Several years later, Mr. Faid lost a kidney to cancer.
Sixty-five years ago, circumstances cheated Mr. Faid out of his only shot at the Summer Olympics. He was invited to try out as a sprinter for the 1928 games, but was unable to go because he had to work.
Since then, he said, "I've kept myself in pretty good health.
"If you exercise regularly, the health will come," he said. "Of course, you've got to have good stock to start with."
He alternates training methods, walking three miles one day, running sprints the next, lifting weights in between.
Mr. Faid was recruited as a subject for a study on the effects of exercise on seniors at the Francis Scott Key Medical Center in 1985.
"They told me that my heart and lungs were equal to a person 20 years my junior," he said.

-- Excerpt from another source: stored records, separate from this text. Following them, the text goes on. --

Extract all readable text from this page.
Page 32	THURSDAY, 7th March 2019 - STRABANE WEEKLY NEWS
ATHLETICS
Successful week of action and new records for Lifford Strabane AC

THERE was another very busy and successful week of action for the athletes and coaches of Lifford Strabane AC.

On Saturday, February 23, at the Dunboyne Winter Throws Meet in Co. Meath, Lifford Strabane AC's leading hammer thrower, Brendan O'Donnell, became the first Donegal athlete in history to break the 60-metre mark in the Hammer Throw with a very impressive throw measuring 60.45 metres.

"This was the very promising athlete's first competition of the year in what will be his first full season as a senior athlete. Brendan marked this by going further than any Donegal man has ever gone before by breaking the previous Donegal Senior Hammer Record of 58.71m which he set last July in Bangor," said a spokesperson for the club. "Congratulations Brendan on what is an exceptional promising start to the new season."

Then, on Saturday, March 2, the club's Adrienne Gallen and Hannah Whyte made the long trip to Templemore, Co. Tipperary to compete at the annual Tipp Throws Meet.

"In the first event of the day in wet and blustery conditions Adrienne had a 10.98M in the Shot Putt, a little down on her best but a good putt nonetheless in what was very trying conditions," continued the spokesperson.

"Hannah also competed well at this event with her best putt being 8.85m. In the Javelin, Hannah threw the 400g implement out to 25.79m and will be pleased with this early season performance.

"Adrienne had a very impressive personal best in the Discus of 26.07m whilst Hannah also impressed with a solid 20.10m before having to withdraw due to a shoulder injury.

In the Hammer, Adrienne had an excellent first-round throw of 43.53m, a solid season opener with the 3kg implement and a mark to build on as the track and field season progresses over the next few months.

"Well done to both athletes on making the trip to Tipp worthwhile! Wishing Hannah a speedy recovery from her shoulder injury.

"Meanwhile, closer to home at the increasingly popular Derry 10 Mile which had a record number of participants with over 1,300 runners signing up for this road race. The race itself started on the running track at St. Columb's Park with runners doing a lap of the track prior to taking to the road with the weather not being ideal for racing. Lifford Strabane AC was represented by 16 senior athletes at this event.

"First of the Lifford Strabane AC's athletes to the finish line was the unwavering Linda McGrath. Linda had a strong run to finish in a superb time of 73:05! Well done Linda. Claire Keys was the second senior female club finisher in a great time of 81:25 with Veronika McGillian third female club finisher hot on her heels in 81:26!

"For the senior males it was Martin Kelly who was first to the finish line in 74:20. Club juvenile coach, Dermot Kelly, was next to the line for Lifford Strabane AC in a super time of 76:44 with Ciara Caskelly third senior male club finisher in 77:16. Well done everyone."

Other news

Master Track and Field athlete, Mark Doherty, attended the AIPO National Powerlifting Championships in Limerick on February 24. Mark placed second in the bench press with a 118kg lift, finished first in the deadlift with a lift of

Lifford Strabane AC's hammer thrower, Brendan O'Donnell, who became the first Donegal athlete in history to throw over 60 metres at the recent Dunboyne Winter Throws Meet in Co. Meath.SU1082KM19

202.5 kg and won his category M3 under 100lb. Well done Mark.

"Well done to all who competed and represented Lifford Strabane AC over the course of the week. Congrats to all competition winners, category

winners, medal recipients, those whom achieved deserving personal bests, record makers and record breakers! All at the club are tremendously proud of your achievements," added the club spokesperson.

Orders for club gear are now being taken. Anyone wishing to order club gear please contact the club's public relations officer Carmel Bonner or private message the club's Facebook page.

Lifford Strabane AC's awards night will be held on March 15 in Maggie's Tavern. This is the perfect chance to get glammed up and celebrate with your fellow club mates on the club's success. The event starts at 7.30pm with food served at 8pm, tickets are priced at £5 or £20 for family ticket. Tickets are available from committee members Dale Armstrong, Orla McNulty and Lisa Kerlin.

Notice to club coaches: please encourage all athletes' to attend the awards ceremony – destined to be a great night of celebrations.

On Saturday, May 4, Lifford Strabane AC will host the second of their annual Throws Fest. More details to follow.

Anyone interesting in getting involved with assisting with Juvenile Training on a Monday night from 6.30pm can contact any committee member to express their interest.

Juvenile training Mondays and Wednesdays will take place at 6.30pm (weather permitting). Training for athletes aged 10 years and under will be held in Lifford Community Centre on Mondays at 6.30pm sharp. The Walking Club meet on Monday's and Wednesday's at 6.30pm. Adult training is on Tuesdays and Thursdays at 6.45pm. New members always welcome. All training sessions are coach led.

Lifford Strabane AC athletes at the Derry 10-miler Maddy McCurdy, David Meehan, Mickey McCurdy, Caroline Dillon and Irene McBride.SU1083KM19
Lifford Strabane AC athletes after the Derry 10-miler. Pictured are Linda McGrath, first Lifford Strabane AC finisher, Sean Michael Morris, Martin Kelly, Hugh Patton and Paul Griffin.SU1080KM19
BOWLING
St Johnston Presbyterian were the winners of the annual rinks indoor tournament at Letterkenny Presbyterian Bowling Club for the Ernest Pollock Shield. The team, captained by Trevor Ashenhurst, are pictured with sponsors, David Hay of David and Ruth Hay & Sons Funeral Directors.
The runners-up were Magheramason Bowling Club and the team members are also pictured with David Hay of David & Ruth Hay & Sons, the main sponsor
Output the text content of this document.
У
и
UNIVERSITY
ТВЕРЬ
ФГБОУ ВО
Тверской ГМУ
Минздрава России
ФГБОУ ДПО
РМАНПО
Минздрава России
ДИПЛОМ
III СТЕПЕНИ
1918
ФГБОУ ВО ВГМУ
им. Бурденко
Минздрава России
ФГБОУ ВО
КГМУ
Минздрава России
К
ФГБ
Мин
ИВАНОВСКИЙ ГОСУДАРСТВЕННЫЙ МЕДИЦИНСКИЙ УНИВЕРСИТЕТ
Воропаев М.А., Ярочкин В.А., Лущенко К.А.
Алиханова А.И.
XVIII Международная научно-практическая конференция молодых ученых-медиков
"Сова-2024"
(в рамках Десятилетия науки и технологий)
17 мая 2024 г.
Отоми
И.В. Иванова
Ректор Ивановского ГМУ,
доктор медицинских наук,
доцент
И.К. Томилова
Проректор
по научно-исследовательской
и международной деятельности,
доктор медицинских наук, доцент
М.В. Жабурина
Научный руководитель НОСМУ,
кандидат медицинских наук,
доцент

In addition to training, Mr. Faid still works part time as an accountant and as an ordained minister of the Disciples of Christ.
Like any athlete, he has had occasional injuries. In 1981, he ran in the Senior Olympics even though he had pulled a hamstring muscle two weeks earlier.
"I limped the rest of the year because of that," he said.
He said he keeps running because "I like to run. If I run, I feel better.
"There's a little egotism in it too, I guess," he said, adding that it would be nice to find his way into the Guinness Book of World Records someday.
He plans to run as long as he is able.
"If I live to be 100, and I still can navigate, I'll probably go out there," he said.
His advice to others?
"Pick some exercise that you enjoy, and do it regularly," he said.
"Get up, get out of bed, and get going."